Les notions scholastiques telles que "qualités", "vertus" ("une vertu sympathique") sont fermement rejetées dans La Recherche de la vérité (1674-1675) de Malebranche :

Le feu échauffe, sèche, durcit et amollit, parce qu'il a la faculté de produire ces effets. Le séné purge par sa qualité purgative, le pain même nourrit, si on le veut, par sa qualité nutritive, ces propositions ne sont point sujettes à l'erreur. Une qualité est ce qui fait qu'on appelle une chose d'un tel nom, on ne le peut nier à Aristote; car enfin cette définition est incontestable. Telles ou semblables manières de parler ne sont point fausses, mais c'est qu'en effet elles ne signifient rien.

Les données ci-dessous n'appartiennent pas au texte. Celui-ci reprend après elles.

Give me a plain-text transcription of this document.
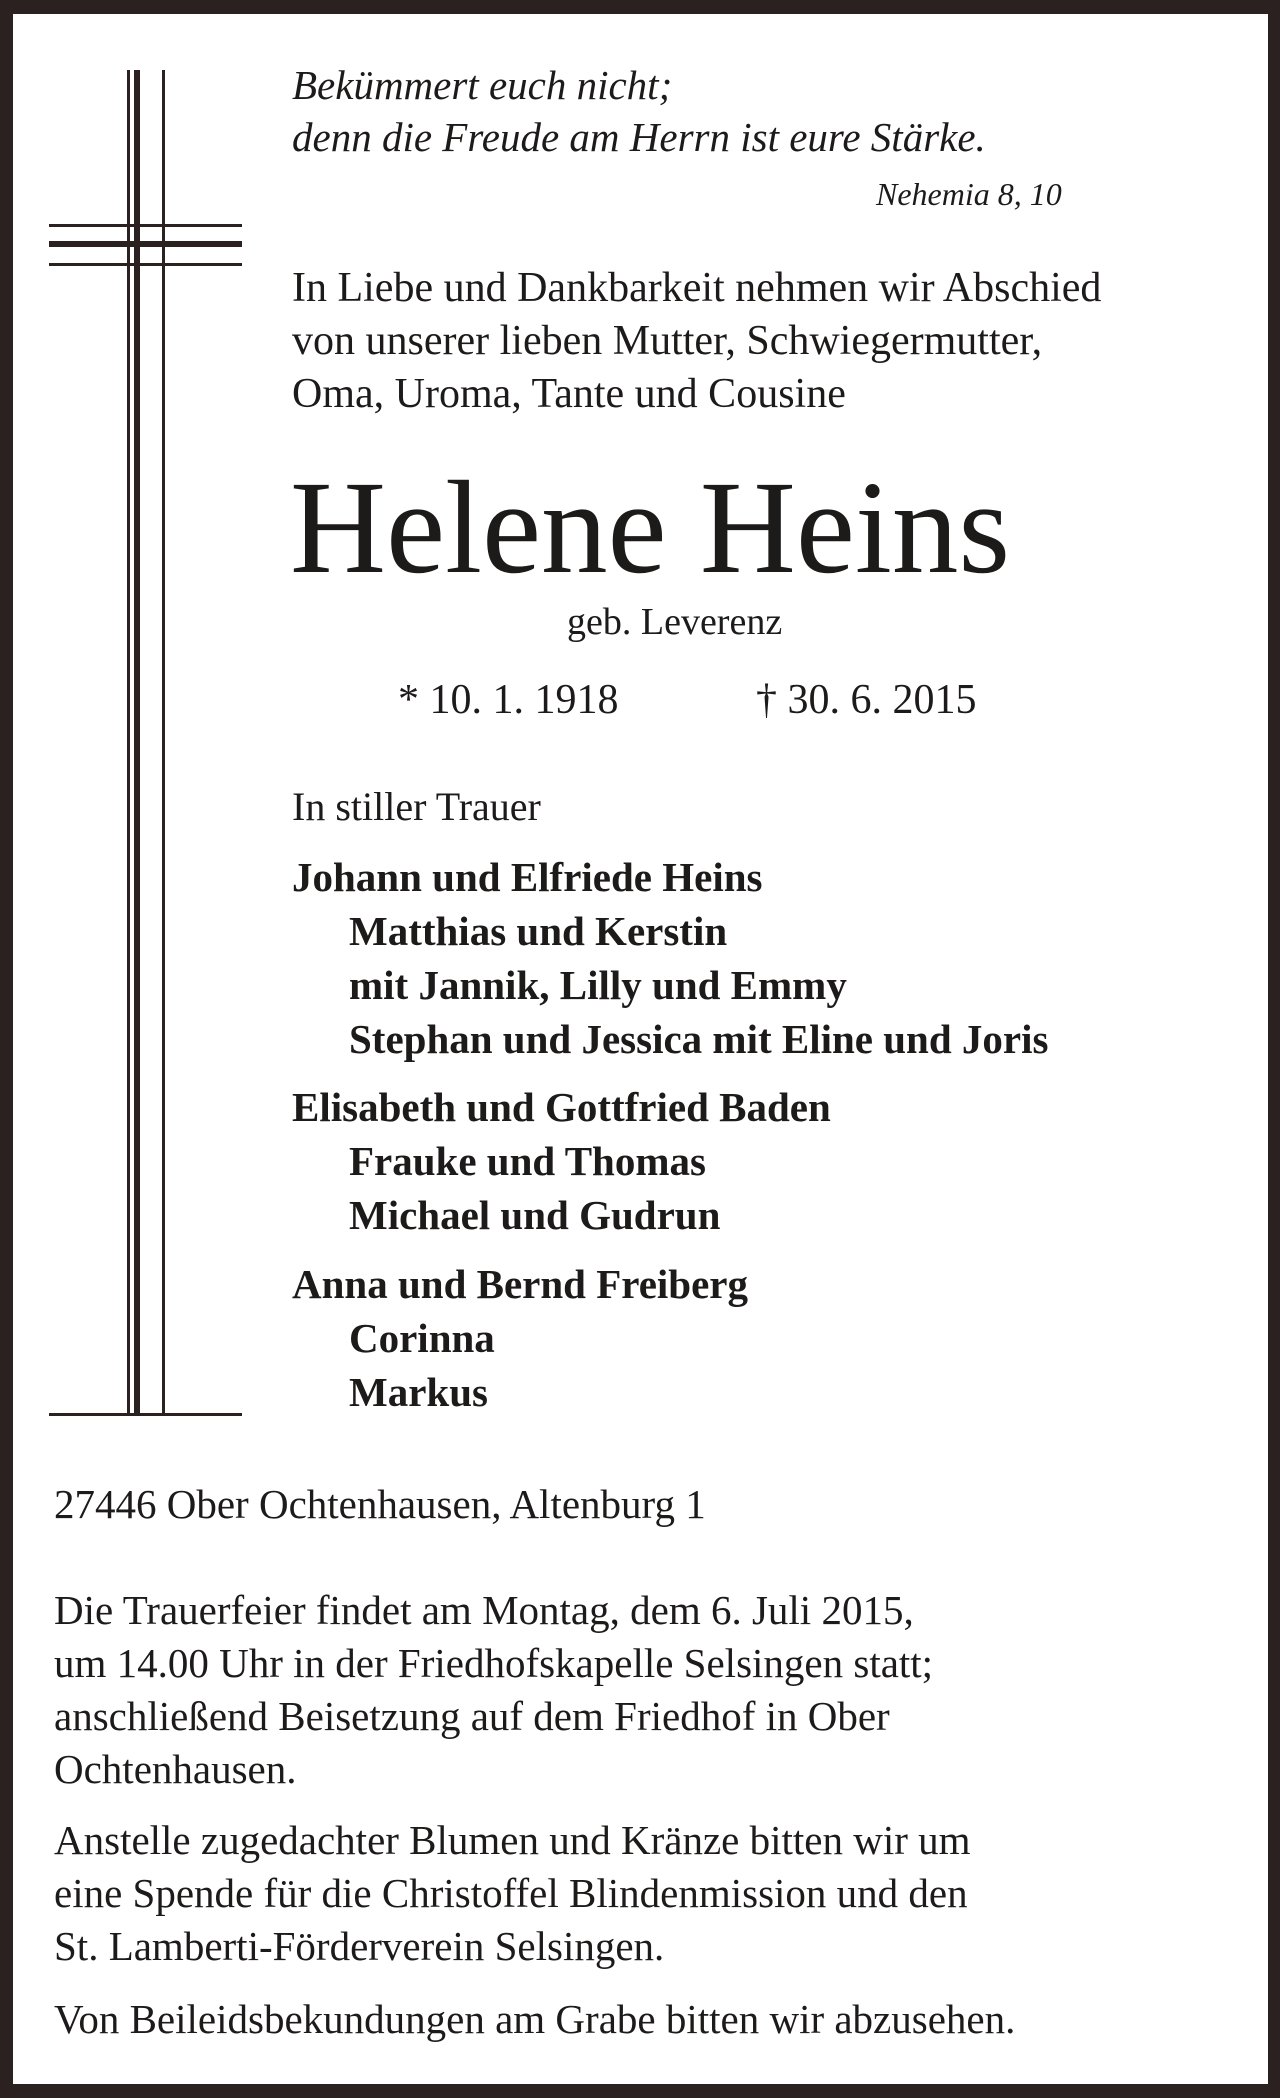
Bekümmert euch nicht;
denn die Freude am Herrn ist eure Stärke.
Nehemia 8, 10
In Liebe und Dankbarkeit nehmen wir Abschied
von unserer lieben Mutter, Schwiegermutter,
Oma, Uroma, Tante und Cousine
Helene Heins
geb. Leverenz
* 10. 1. 1918	† 30. 6. 2015
In stiller Trauer
Johann und Elfriede Heins
Matthias und Kerstin
mit Jannik, Lilly und Emmy
Stephan und Jessica mit Eline und Joris
Elisabeth und Gottfried Baden
Frauke und Thomas
Michael und Gudrun
Anna und Bernd Freiberg
Corinna
Markus
27446 Ober Ochtenhausen, Altenburg 1
Die Trauerfeier findet am Montag, dem 6. Juli 2015,
um 14.00 Uhr in der Friedhofskapelle Selsingen statt;
anschließend Beisetzung auf dem Friedhof in Ober
Ochtenhausen.
Anstelle zugedachter Blumen und Kränze bitten wir um
eine Spende für die Christoffel Blindenmission und den
St. Lamberti-Förderverein Selsingen.
Von Beileidsbekundungen am Grabe bitten wir abzusehen.
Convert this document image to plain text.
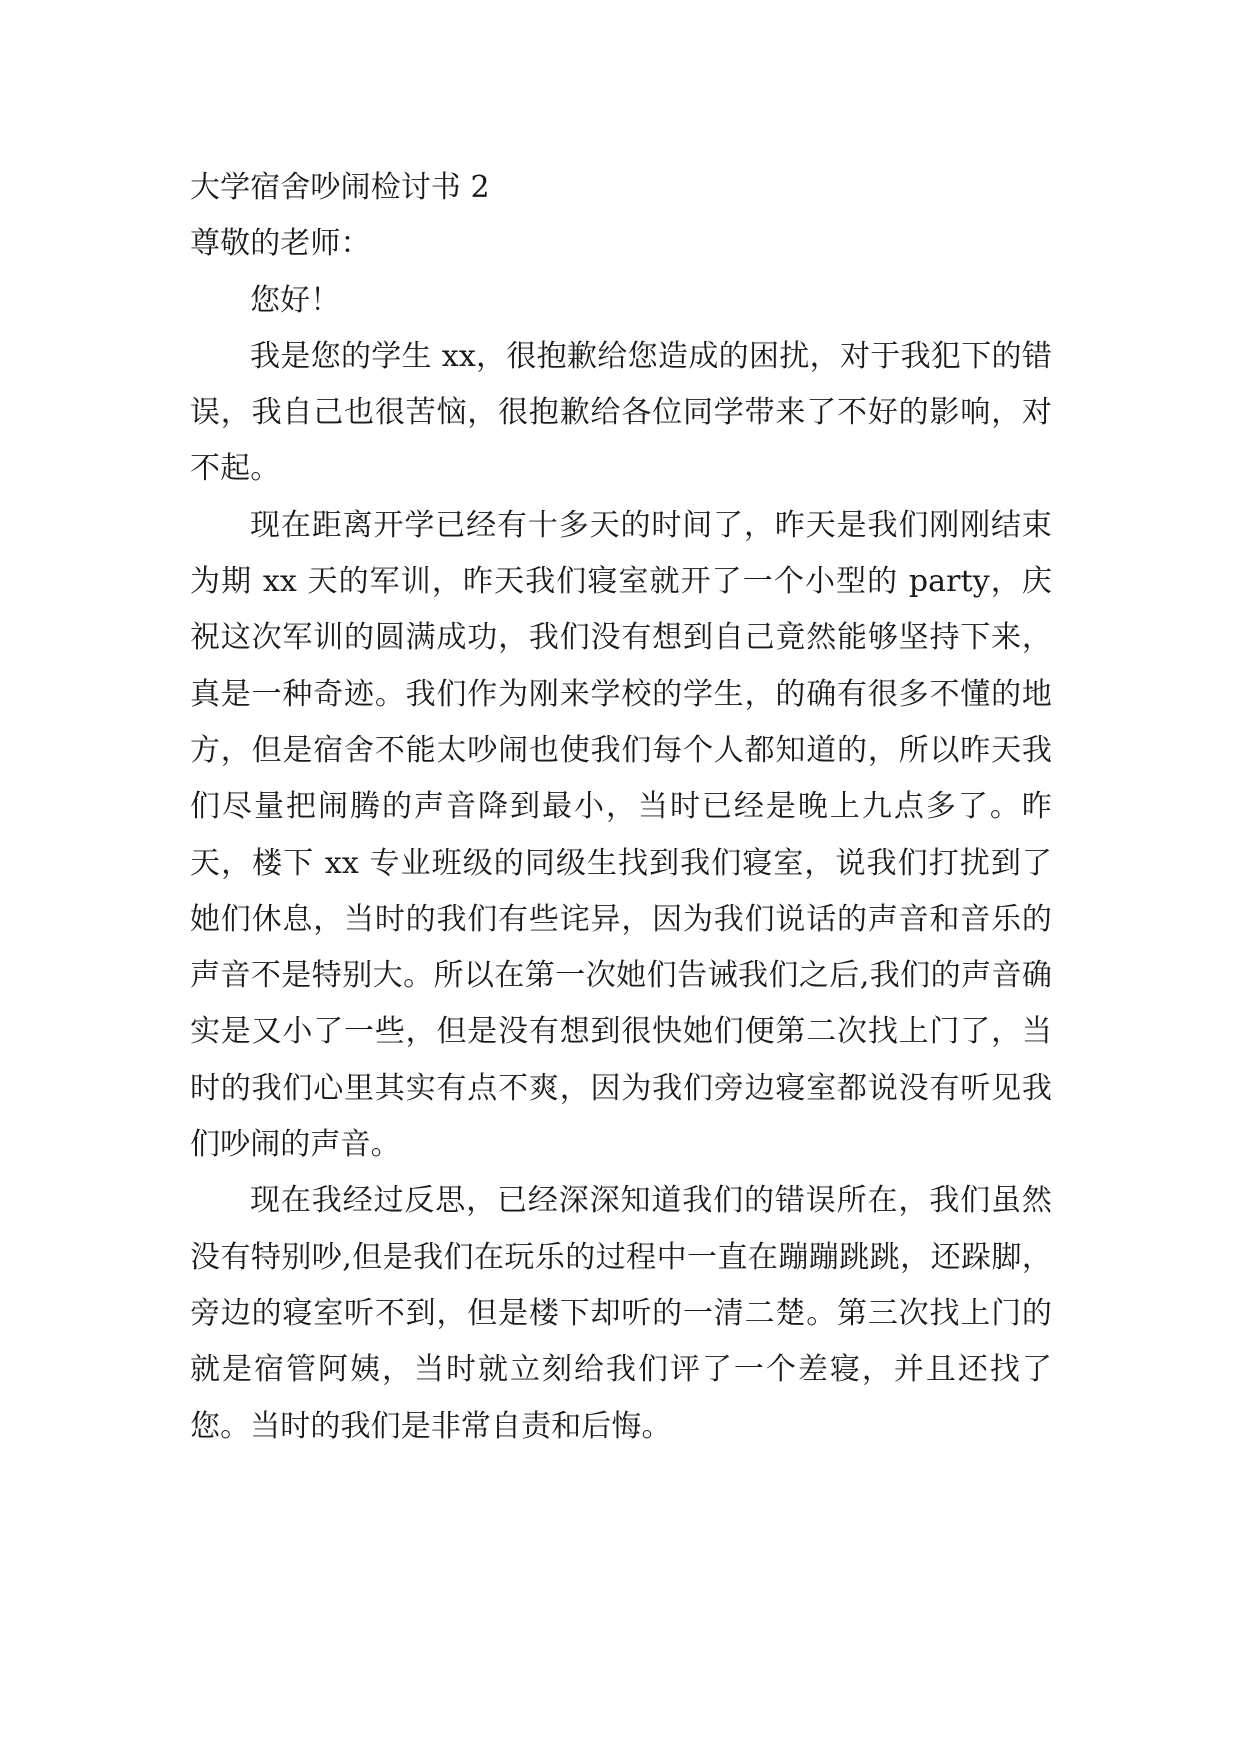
大学宿舍吵闹检讨书 2

尊敬的老师：

您好！

我是您的学生 xx，很抱歉给您造成的困扰，对于我犯下的错误，我自己也很苦恼，很抱歉给各位同学带来了不好的影响，对不起。

现在距离开学已经有十多天的时间了，昨天是我们刚刚结束为期 xx 天的军训，昨天我们寝室就开了一个小型的 party，庆祝这次军训的圆满成功，我们没有想到自己竟然能够坚持下来，真是一种奇迹。我们作为刚来学校的学生，的确有很多不懂的地方，但是宿舍不能太吵闹也使我们每个人都知道的，所以昨天我们尽量把闹腾的声音降到最小，当时已经是晚上九点多了。昨天，楼下 xx 专业班级的同级生找到我们寝室，说我们打扰到了她们休息，当时的我们有些诧异，因为我们说话的声音和音乐的声音不是特别大。所以在第一次她们告诫我们之后,我们的声音确实是又小了一些，但是没有想到很快她们便第二次找上门了，当时的我们心里其实有点不爽，因为我们旁边寝室都说没有听见我们吵闹的声音。

现在我经过反思，已经深深知道我们的错误所在，我们虽然没有特别吵,但是我们在玩乐的过程中一直在蹦蹦跳跳，还跺脚，旁边的寝室听不到，但是楼下却听的一清二楚。第三次找上门的就是宿管阿姨，当时就立刻给我们评了一个差寝，并且还找了您。当时的我们是非常自责和后悔。
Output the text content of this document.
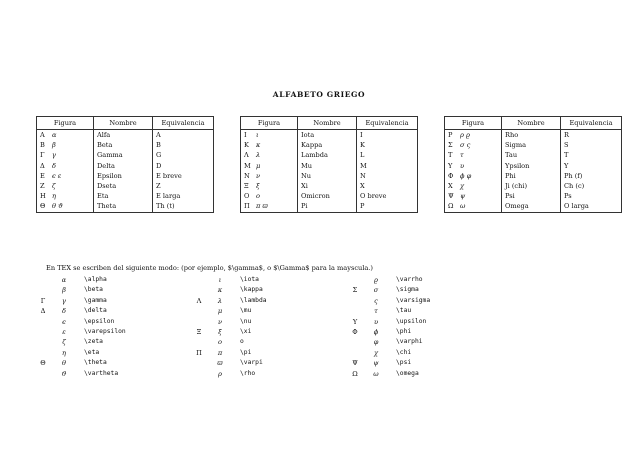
ALFABETO GRIEGO
Figura	Nombre	Equivalencia
Α α	Alfa	A
Β β	Beta	B
Γ γ	Gamma	G
Δ δ	Delta	D
Ε ϵ ε	Epsilon	E breve
Ζ ζ	Dseta	Z
Η η	Eta	E larga
Θ θ ϑ	Theta	Th (t)
Figura	Nombre	Equivalencia
Ι ι	Iota	I
Κ κ	Kappa	K
Λ λ	Lambda	L
Μ μ	Mu	M
Ν ν	Nu	N
Ξ ξ	Xi	X
Ο o	Omicron	O breve
Π π ϖ	Pi	P
Figura	Nombre	Equivalencia
Ρ ρ ϱ	Rho	R
Σ σ ς	Sigma	S
Τ τ	Tau	T
Υ υ	Ypsilon	Y
Φ ϕ φ	Phi	Ph (f)
Χ χ	Ji (chi)	Ch (c)
Ψ ψ	Psi	Ps
Ω ω	Omega	O larga
En TEX se escriben del siguiente modo: (por ejemplo, $\gamma$, o $\Gamma$ para la mayscula.)
	α	\alpha		ι	\iota		ϱ	\varrho
	β	\beta		κ	\kappa	Σ	σ	\sigma
Γ	γ	\gamma	Λ	λ	\lambda		ς	\varsigma
Δ	δ	\delta		μ	\mu		τ	\tau
	ϵ	\epsilon		ν	\nu	Υ	υ	\upsilon
	ε	\varepsilon	Ξ	ξ	\xi	Φ	ϕ	\phi
	ζ	\zeta		o	o		φ	\varphi
	η	\eta	Π	π	\pi		χ	\chi
Θ	θ	\theta		ϖ	\varpi	Ψ	ψ	\psi
	ϑ	\vartheta		ρ	\rho	Ω	ω	\omega
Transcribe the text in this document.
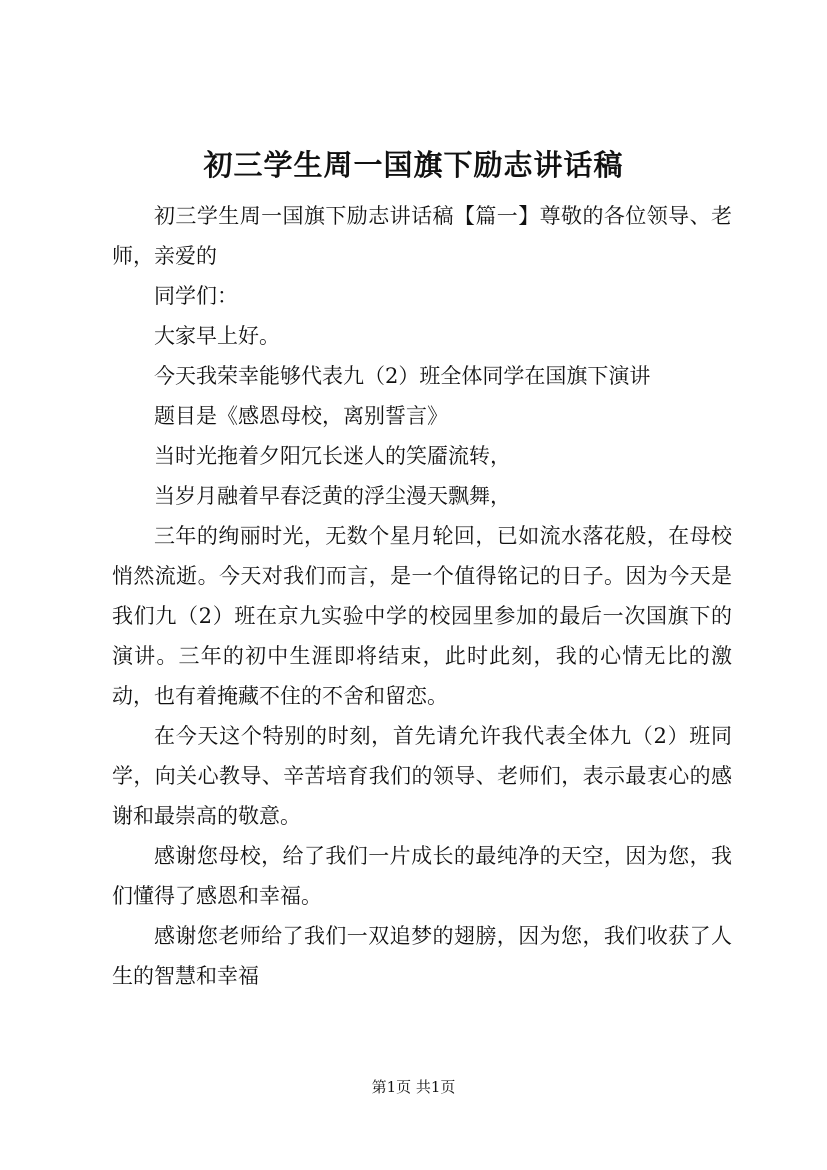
初三学生周一国旗下励志讲话稿

初三学生周一国旗下励志讲话稿【篇一】尊敬的各位领导、老师，亲爱的

同学们：

大家早上好。

今天我荣幸能够代表九（2）班全体同学在国旗下演讲

题目是《感恩母校，离别誓言》

当时光拖着夕阳冗长迷人的笑靥流转，

当岁月融着早春泛黄的浮尘漫天飘舞，

三年的绚丽时光，无数个星月轮回，已如流水落花般，在母校悄然流逝。今天对我们而言，是一个值得铭记的日子。因为今天是我们九（2）班在京九实验中学的校园里参加的最后一次国旗下的演讲。三年的初中生涯即将结束，此时此刻，我的心情无比的激动，也有着掩藏不住的不舍和留恋。

在今天这个特别的时刻，首先请允许我代表全体九（2）班同学，向关心教导、辛苦培育我们的领导、老师们，表示最衷心的感谢和最崇高的敬意。

感谢您母校，给了我们一片成长的最纯净的天空，因为您，我们懂得了感恩和幸福。

感谢您老师给了我们一双追梦的翅膀，因为您，我们收获了人生的智慧和幸福

第1页 共1页
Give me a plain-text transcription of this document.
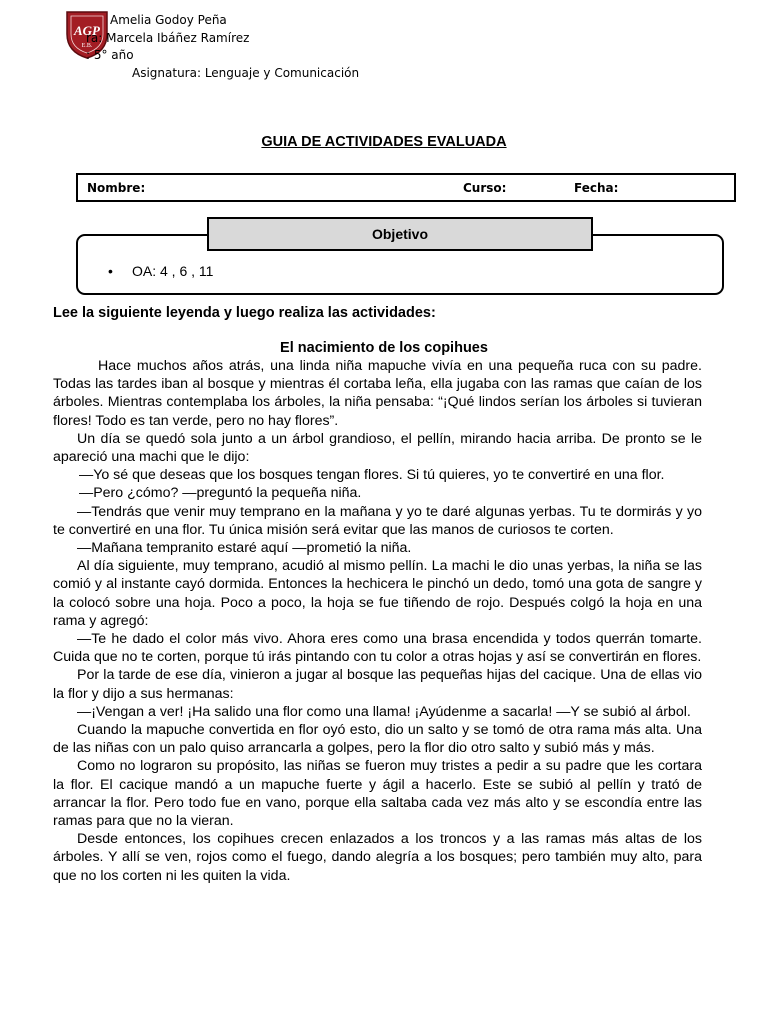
AGP
E.B.
Amelia Godoy Peña
ra: Marcela Ibáñez Ramírez
: 5° año
Asignatura: Lenguaje y Comunicación
GUIA DE ACTIVIDADES EVALUADA
Nombre:	Curso:	Fecha:
Objetivo
• OA: 4 , 6 , 11
Lee la siguiente leyenda y luego realiza las actividades:
El nacimiento de los copihues

Hace muchos años atrás, una linda niña mapuche vivía en una pequeña ruca con su padre. Todas las tardes iban al bosque y mientras él cortaba leña, ella jugaba con las ramas que caían de los árboles. Mientras contemplaba los árboles, la niña pensaba: “¡Qué lindos serían los árboles si tuvieran flores! Todo es tan verde, pero no hay flores”.

Un día se quedó sola junto a un árbol grandioso, el pellín, mirando hacia arriba. De pronto se le apareció una machi que le dijo:

—Yo sé que deseas que los bosques tengan flores. Si tú quieres, yo te convertiré en una flor.

—Pero ¿cómo? —preguntó la pequeña niña.

—Tendrás que venir muy temprano en la mañana y yo te daré algunas yerbas. Tu te dormirás y yo te convertiré en una flor. Tu única misión será evitar que las manos de curiosos te corten.

—Mañana tempranito estaré aquí —prometió la niña.

Al día siguiente, muy temprano, acudió al mismo pellín. La machi le dio unas yerbas, la niña se las comió y al instante cayó dormida. Entonces la hechicera le pinchó un dedo, tomó una gota de sangre y la colocó sobre una hoja. Poco a poco, la hoja se fue tiñendo de rojo. Después colgó la hoja en una rama y agregó:

—Te he dado el color más vivo. Ahora eres como una brasa encendida y todos querrán tomarte. Cuida que no te corten, porque tú irás pintando con tu color a otras hojas y así se convertirán en flores.

Por la tarde de ese día, vinieron a jugar al bosque las pequeñas hijas del cacique. Una de ellas vio la flor y dijo a sus hermanas:

—¡Vengan a ver! ¡Ha salido una flor como una llama! ¡Ayúdenme a sacarla! —Y se subió al árbol.

Cuando la mapuche convertida en flor oyó esto, dio un salto y se tomó de otra rama más alta. Una de las niñas con un palo quiso arrancarla a golpes, pero la flor dio otro salto y subió más y más.

Como no lograron su propósito, las niñas se fueron muy tristes a pedir a su padre que les cortara la flor. El cacique mandó a un mapuche fuerte y ágil a hacerlo. Este se subió al pellín y trató de arrancar la flor. Pero todo fue en vano, porque ella saltaba cada vez más alto y se escondía entre las ramas para que no la vieran.

Desde entonces, los copihues crecen enlazados a los troncos y a las ramas más altas de los árboles. Y allí se ven, rojos como el fuego, dando alegría a los bosques; pero también muy alto, para que no los corten ni les quiten la vida.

(VI, 2, éd. de 1688, t. II, p. 172)

Ils répondent hardiment à ces questions obscures et indéterminées : d'où vient que le soleil attire les vapeurs, que le quinquina arrête la fièvre quarte, que la rhubarbe rouge purge la bile et le sel polychreste le flegme ? Mais ils se rendraient ridicules à tout le monde s'ils supposaient un mouvement d'attraction et des facultés attractrices pour expliquer que les chariots suivent les chevaux qui y sont attelés, et une faculté détersive dans les brosses pour nettoyer les habits et ainsi des autres questions.